Chocolate is generally fairly harmful to dogs, so any edible containing chocolate will pose a hazard as well, no matter if it is a CBD edible, THC edible, or one with a ratio of both.
Ingredients like artificial sweeteners can also be harmful to pets. Xylitol, for instance, has been known to be very dangerous to dogs as it can cause severe hypoglycemia or even liver failure.
Monitor and Comfort Your Dog
If your veterinarian advises that you can monitor them at home until the THC wears off, the next few hours will be crucial for watching your dog and ensuring your safety.
If you see any signs of your dog experiencing adverse reactions to the edible, you need to make a call back to the veterinarian or the closest emergency clinic. Listen closely to what they say and follow their directions astutely, as they know the best ways to keep your pet comfortable and safe.
When your dog has taken an edible, they do not necessarily always show physical signs of distress. Dogs can be uncomfortable, but due to the effects of the THC they may not show it in the way they normally would. They will not understand what is happening to them, which can be very upsetting and frustrating. They may whine, cry, bark, or just try to be next to you.
Comforting your dog by rubbing them and just being there for them will help keep them calm. Be sure to give them a lot of attention and support.
What Will a Vet Do If My Dog Ate an Edible?
If your pup has just scarfed down the edible, your veterinarian may advise you bring your dog in — they should generally be fully equipped to assist you and your pet before the THC can really kick in.
However, it is important that you tell your vet the truth of what happened and everything you know. Sometimes people can be afraid to tell vets the truth in situations like these, for fear of being reported to the police if cannabis is illegal in their state. Still, telling your vet the truth will be your dog’s best chance at getting the help they need in time.

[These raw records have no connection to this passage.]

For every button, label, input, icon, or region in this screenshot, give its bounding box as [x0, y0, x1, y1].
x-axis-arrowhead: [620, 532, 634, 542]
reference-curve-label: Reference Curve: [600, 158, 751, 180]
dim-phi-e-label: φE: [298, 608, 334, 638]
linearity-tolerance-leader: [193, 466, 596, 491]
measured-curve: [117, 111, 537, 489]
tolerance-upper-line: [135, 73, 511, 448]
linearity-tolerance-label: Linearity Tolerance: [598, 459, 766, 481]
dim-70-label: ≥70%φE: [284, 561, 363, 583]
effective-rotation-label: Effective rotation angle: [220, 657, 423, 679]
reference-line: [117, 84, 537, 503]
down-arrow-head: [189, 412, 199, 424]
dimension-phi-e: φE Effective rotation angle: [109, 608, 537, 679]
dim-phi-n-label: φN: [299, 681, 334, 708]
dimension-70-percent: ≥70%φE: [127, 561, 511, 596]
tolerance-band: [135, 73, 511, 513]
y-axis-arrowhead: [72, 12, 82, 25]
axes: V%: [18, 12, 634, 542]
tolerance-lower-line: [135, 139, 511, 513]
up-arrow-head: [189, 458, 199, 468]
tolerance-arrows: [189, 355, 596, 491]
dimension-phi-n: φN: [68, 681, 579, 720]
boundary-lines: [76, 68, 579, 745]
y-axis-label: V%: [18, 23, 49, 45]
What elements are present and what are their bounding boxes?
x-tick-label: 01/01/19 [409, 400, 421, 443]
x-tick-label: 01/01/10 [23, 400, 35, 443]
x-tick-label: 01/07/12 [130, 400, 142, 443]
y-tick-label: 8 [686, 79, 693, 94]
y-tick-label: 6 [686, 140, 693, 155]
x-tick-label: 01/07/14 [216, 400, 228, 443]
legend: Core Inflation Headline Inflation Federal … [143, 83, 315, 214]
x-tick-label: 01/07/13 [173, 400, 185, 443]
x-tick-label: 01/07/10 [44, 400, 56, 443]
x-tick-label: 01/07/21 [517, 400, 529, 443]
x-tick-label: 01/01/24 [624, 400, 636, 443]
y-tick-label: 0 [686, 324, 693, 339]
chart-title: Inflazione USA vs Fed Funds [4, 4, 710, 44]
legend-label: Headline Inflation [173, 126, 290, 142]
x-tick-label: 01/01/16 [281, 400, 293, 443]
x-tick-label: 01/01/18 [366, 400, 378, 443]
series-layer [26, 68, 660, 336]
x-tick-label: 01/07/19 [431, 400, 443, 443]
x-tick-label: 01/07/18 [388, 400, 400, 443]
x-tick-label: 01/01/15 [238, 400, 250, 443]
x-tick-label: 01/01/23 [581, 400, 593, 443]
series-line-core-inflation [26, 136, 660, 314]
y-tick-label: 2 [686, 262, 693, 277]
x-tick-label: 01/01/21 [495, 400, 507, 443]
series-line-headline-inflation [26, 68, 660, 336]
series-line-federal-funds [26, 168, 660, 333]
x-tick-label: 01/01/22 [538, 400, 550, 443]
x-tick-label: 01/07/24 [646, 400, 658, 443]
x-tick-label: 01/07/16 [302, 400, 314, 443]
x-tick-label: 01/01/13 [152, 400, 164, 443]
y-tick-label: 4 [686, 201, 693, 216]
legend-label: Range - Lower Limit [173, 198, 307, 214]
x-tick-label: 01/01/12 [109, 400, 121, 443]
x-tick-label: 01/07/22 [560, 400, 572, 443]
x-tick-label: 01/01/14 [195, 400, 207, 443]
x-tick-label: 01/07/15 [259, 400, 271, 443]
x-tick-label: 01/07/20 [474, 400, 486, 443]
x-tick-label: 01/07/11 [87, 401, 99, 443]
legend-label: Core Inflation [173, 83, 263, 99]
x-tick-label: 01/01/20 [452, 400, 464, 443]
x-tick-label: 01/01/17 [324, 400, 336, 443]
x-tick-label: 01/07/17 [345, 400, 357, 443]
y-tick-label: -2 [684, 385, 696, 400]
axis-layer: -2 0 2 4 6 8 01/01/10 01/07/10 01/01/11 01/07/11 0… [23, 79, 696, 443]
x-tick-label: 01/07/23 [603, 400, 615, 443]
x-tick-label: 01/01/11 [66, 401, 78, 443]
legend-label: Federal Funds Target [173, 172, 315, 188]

If you get to a vet or emergency clinic quickly, they will likely attempt to get your dog to vomit, hoping to remove the edible before the THC can get absorbed into your dog’s system. While you should not attempt to do this yourself, a veterinarian has the training and tools necessary to perform this safely.
If more than an hour or two has already passed since your dog ingested the edible, the vet may not want to try this. Instead, the vet may choose to put the dog on an IV to pump fluid through their system to help flush out the THC faster while providing additional nutrients, hydration, and medication to combat symptoms and discomfort. They may advise keeping the dog overnight for more observation.
The Best Route Is Prevention
The best way to help your dog is to keep this from happening in the first place. Accidents happen, of course, but with the right preventative measures, you can minimize the chances of your dogs ingesting your edibles.
Keeping your edibles out of reach from your dogs will be your first and most important step. Try to make sure that when you have edibles around, you keep them in safe and secure locations — places where dogs will not be likely to reach or get into. It’s also worth investing into cannabis-specific containers that have additional safety locks, usually specifically designed to keep out pets and children.
Generally the amount of harm an edible can pose to your dog is variable based on a number of factors. Low dosage of CBD or THC in an edible might seem negligible for adult humans, but it can really make a difference when dealing with animals.
If your dog ingests an edible, contact their vet or your local emergency clinic ASAP for further guidance. They may ask you to bring your dog in for induced vomiting or additional treatment, or they may advise you to monitor your pup at home for adverse symptoms.